Las escenas de accidentes ferroviarios no pueden ser más desagradables. A lo largo de treinta años de servicio, estas no han dejado de repetirse, con bastante frecuencia, en las proximidades de la capital murciana. El ferrocarril, tradicionalmente menospreciado, discurre al aire libre y se va adentrando por el sur, en una ciudad en expansión que va devorando su huerta. En Murcia, las vías pueden franquearse mediante pasos a nivel ya sin vigilancia que los peatones y sobre todo los ciclistas no suelen respetar y que son responsables del colapso de tráfico cada vez que se bajan las barreras. Con la crisis, que ha destapado la corrupción masiva en torno a la construcción de grandes infraestructuras, la necesidad de soterramiento ha dejado de ser prioritaria, a pesar de las continuas protestas ciudadanas. Estas, protagonizadas por un puñado de vecinos, tienen lugar todas las semanas ante la indiferencia de una ciudad poco dada a las reivindicaciones. Los afectados se manifiestan cortando las vías y en ocasiones deteniendo los trenes que pretenden acceder a la vetusta e incómoda estación del Carmen, en cuyos aledaños el tiempo parece haberse detenido. El ferrocarril, con sus músculos de acero, se ha convertido así, a lo largo de los años, en un verdugo implacable.
Las muertes ferroviarias son el resultado de imprudencias originadas por la creencia de que las desgracias sólo les ocurren a los demás y de que la tragedia no tiene cabida en una rutina amenizada por las prisas.

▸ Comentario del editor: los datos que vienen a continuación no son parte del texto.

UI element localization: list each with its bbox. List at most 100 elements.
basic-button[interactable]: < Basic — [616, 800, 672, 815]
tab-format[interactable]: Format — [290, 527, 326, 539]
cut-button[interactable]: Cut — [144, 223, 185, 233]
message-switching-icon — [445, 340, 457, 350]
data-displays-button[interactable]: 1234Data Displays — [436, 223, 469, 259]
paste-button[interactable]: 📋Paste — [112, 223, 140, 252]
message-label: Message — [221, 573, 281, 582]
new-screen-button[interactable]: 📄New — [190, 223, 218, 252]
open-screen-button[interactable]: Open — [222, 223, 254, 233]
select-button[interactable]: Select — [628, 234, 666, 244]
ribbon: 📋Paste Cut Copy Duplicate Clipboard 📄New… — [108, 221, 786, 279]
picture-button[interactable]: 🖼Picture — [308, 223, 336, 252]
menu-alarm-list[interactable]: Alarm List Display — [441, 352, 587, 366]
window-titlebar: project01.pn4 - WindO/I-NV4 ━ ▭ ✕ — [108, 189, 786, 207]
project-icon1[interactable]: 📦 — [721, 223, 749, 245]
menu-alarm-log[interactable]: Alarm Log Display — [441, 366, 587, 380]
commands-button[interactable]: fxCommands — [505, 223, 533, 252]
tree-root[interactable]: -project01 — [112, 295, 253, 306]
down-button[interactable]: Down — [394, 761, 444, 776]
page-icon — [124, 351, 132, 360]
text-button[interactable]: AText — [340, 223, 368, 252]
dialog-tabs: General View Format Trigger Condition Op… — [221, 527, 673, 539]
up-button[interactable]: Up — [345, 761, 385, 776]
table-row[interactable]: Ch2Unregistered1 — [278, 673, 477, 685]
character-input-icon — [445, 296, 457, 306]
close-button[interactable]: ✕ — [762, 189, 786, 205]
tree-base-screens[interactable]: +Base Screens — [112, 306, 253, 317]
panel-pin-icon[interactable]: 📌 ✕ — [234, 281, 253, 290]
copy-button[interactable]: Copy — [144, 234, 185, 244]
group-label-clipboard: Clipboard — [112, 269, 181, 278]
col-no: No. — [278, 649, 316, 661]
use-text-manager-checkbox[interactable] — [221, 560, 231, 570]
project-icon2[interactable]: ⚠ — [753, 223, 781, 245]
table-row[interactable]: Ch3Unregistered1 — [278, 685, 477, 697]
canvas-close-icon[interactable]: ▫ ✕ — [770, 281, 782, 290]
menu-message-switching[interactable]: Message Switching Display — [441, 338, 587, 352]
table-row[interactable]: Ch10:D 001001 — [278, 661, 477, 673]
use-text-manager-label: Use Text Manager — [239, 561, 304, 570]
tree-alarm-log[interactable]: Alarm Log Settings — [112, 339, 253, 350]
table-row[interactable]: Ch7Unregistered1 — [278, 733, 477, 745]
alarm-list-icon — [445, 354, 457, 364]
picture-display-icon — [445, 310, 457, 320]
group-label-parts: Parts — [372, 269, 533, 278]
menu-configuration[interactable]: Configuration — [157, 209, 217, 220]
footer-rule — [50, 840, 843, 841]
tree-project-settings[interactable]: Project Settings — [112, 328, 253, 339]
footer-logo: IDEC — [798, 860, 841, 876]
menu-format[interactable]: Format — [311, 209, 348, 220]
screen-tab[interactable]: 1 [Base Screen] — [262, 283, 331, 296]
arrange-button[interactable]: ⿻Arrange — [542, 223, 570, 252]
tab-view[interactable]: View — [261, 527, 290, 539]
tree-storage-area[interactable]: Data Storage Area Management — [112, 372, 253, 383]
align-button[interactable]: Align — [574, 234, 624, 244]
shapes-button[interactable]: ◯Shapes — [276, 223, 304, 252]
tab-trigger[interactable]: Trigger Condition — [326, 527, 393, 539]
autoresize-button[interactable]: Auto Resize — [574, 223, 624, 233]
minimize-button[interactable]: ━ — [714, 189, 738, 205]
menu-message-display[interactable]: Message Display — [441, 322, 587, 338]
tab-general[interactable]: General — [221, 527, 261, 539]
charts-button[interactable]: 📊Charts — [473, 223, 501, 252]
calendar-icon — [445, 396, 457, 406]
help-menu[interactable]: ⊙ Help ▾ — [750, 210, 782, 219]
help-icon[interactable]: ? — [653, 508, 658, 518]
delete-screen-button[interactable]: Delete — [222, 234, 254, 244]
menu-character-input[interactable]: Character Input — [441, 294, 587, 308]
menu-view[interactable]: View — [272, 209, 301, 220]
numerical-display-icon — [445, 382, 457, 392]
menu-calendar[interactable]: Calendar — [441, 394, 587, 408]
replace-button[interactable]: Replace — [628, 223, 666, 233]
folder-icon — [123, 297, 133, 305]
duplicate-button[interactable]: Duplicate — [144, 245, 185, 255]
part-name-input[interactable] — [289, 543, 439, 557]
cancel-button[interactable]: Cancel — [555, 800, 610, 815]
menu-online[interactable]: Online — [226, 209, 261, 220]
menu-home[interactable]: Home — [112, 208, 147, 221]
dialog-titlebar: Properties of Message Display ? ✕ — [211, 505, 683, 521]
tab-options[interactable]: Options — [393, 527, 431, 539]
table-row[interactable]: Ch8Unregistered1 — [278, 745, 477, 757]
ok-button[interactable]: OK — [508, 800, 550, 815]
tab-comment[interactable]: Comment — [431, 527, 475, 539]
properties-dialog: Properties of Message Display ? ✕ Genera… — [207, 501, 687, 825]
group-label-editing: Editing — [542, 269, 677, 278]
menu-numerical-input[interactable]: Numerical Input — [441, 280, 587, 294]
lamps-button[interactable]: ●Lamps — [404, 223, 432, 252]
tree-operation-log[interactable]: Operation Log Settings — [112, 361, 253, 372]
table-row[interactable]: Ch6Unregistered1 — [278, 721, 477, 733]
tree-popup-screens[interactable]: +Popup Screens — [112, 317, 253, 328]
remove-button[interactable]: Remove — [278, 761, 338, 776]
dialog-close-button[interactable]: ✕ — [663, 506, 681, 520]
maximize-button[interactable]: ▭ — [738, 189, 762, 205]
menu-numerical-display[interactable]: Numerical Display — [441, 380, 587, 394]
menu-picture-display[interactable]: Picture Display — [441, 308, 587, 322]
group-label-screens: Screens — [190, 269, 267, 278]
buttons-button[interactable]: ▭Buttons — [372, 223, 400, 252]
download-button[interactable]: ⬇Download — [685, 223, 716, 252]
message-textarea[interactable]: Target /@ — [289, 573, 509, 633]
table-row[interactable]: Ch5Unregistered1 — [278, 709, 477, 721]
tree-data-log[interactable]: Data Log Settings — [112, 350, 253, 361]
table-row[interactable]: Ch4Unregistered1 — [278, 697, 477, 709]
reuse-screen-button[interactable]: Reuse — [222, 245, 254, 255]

Pero también son el fruto de pensamientos luctuosos que conducen al suicidio, cuya estadística con la crisis se ha disparado junto a otros comportamientos violentos. Esos suicidios tienen lugar especialmente en determinadas épocas del año en las que el clima, combinado con la depresión y la soledad, resulta letal. En estos casos, la elección del tren como instrumento para acabar con la propia vida, por su contundencia, resulta especialmente cruel cuando el cuerpo termina mutilado o hecho picadillo. También, por sus repercusiones mediáticas, arrojarse a las vías se puede interpretar como un último intento del fallecido por comunicarle, a la familia o a la sociedad, su responsabilidad en el suicidio. Como forma de venganza o por desesperación, recurrir al atropello es una prueba evidente de la determinación de la víctima que pretende asegurarse de que tal decisión no quedara en tentativa.
En la Región, dicho recurso, que no requiere premeditación ni puesta en escena, es utilizado por las mujeres habitualmente más propensas a la ingestión de venenos o fármacos y a la precipitación desde la propia vivienda. También la vía férrea es el instrumento elegido por los hombres que en la mayoría de los casos suelen acabar con sus vidas recurriendo, a menudo en lugares públicos, a diferentes técnicas de ahorcamiento y en alguna ocasión a la utilización de armas de fuego, cuando tienen acceso a ellas.